Apart from banks extending credit facilities, there are many other players in the broader financial system like Mutual Funds and AIFs who have exposure to various debts. But so far only banks, FIs, NBFCs could sell their loans to ARCs. For a comprehensive solution of distressed debt, the report suggests inclusion of AMCs, AIFs, FPIs as eligible entities to sale credit facilities to ARC.

So far, generally ARC sale used to be the last resort by banks after exploring all other means of resolution. In the process, the demographic composition of NPAs sold was ageing with minimal chance of a turnaround and ARCs did not have much choice other than asset sale, settlement etc, and there was not much of turnaround and reconstruction. The committee acknowledges the systemic importance NPA sale to ARC, and that too at an early date, so that lenders can focus on their core business. The committee has made recommendations as below which will have significant impact:

•    For all NPAs above ₹100 crore, the resolution must include evaluation of sale to ARC
•    For all NPAs  above 2 years, with no active resolution, reason for not selling to ARC to be recorded
•    Allowing early sale of NPAs, even less than 60 days. It can be sold on date of default itself
•    Amortisation of loss on sale of NPAs over a period of 2 years
•    If 66% lenders agree to ARC sale, offer will be binding on all others, else they have to make 100% provision on total loan
•    Relaxation in provisioning norms for banks  for loans sold by banks, if 51% of SRs held by non-lenders
•    All financial entities (not only banks) to prepare a list of NPAs to be sold at beginning of year and circulate it to all ARCs.
•    Fraud accounts (now estimated around ₹4 trillion ) permitted to be sold

The acquisition capabilities of ARCs will go up, as its margin/ contribution to acquire is now proposed at only 2.5% against 15% now, if they are able to co-opt a SR investor and give cash exit to seller banks. For other cases, it will be only 15% of lenders’ investment or 2.5%, whichever is higher.

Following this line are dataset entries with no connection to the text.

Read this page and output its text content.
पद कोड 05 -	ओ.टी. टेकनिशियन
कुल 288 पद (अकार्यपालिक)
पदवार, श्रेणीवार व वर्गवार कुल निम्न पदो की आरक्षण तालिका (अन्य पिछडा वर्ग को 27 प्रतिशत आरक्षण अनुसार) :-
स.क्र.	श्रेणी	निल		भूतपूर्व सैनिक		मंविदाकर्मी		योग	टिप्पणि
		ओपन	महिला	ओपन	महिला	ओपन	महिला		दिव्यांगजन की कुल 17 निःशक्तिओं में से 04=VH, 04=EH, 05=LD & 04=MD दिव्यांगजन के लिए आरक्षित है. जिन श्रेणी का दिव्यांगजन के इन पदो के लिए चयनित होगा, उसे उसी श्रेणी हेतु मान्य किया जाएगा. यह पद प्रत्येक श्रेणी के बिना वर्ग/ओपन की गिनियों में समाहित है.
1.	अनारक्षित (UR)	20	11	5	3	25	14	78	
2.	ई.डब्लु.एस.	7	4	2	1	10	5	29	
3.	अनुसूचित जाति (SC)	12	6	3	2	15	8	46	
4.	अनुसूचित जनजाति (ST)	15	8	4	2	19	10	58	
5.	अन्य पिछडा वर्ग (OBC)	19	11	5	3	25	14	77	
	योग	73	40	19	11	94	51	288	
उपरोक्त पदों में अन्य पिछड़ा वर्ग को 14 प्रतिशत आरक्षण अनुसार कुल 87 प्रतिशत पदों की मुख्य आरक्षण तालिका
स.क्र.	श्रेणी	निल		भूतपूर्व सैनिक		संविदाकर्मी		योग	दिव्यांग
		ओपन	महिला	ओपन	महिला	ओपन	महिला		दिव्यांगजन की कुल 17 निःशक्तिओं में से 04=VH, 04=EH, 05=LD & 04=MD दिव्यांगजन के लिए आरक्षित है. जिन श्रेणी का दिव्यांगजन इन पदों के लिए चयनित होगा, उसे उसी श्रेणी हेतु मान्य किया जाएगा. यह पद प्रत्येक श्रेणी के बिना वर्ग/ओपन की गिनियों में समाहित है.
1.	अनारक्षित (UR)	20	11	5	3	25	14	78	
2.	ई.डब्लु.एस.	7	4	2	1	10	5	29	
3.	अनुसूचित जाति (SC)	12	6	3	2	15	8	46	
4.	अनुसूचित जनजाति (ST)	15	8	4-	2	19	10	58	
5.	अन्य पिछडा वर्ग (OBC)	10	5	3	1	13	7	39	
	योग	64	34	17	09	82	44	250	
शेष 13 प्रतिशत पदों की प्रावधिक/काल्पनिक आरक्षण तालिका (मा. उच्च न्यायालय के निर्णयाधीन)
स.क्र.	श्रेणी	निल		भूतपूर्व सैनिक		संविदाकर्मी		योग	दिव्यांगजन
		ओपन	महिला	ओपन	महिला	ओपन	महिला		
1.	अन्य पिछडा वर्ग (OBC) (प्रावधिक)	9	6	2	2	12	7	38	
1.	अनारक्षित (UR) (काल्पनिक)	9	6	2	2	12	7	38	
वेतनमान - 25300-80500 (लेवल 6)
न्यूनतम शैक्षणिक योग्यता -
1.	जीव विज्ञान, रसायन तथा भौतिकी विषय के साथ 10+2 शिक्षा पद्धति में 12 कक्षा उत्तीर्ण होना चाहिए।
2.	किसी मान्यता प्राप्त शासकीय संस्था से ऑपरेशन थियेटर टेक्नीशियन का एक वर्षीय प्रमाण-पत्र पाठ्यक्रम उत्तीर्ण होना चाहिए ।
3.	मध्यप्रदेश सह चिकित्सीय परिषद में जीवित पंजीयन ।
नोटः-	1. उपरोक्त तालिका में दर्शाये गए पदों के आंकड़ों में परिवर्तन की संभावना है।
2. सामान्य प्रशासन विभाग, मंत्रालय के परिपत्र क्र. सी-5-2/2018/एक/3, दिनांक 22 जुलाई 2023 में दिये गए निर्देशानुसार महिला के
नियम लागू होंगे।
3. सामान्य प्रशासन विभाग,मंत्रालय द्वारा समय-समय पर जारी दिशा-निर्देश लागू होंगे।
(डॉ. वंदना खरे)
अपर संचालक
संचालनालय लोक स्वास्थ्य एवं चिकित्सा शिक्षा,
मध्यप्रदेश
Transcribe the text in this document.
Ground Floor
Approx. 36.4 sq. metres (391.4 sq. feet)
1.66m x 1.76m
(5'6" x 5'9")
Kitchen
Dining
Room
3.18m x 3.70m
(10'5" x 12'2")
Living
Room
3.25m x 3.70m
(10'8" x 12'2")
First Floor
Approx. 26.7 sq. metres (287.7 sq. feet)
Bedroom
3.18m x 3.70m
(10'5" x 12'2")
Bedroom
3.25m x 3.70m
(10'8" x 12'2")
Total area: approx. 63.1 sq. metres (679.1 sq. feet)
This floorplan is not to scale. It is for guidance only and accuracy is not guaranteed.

ARCs’ scope of functioning and empowerment also are proposed to be enhanced as follows:

•    Permitted to float AIF as supporting platform for resolution
•    SARFAESI right available for debts acquired from even those which were not having the power as assignor
•    If ARC acquires 66% debt, 2-year moratorium on even Govt dues
•    ARCs can become resolution applicant under IBC, subject to  capping it at the level of SRs acquired in its usual Non-IBC acquisitions
•    Can buy equity from banks
•    Can acquire loans to domestic borrowers by overseas regulated entities

The Committee has made a host of other recommendations including standardisation of process and documents, online trading platform etc. One Important recommendation is fixation of reserve price, which will be done at a higher level, that has the power to write off the amount. So far, one of the bottlenecks was valuation expectation mismatch between banks and ARCs. Hopefully, with application of mind at higher management, price fixation will be more realistic. Incidentally, all assets above ₹500 crore will now have two valuers.
The focus of ARCs now will be market making an investor class of HNIs, Corporates etc with risk capital and appetite to invest in distressed papers. The challenge lies in convincing the attractiveness of business proposition from a risk-reward perspective.

Incidentally, very rightly, the RBI Committee recommends for disclosure of 10 years performance track record of ARCs in the offer document to be issued to the investors.

Mishra is a policy analyst and columnist.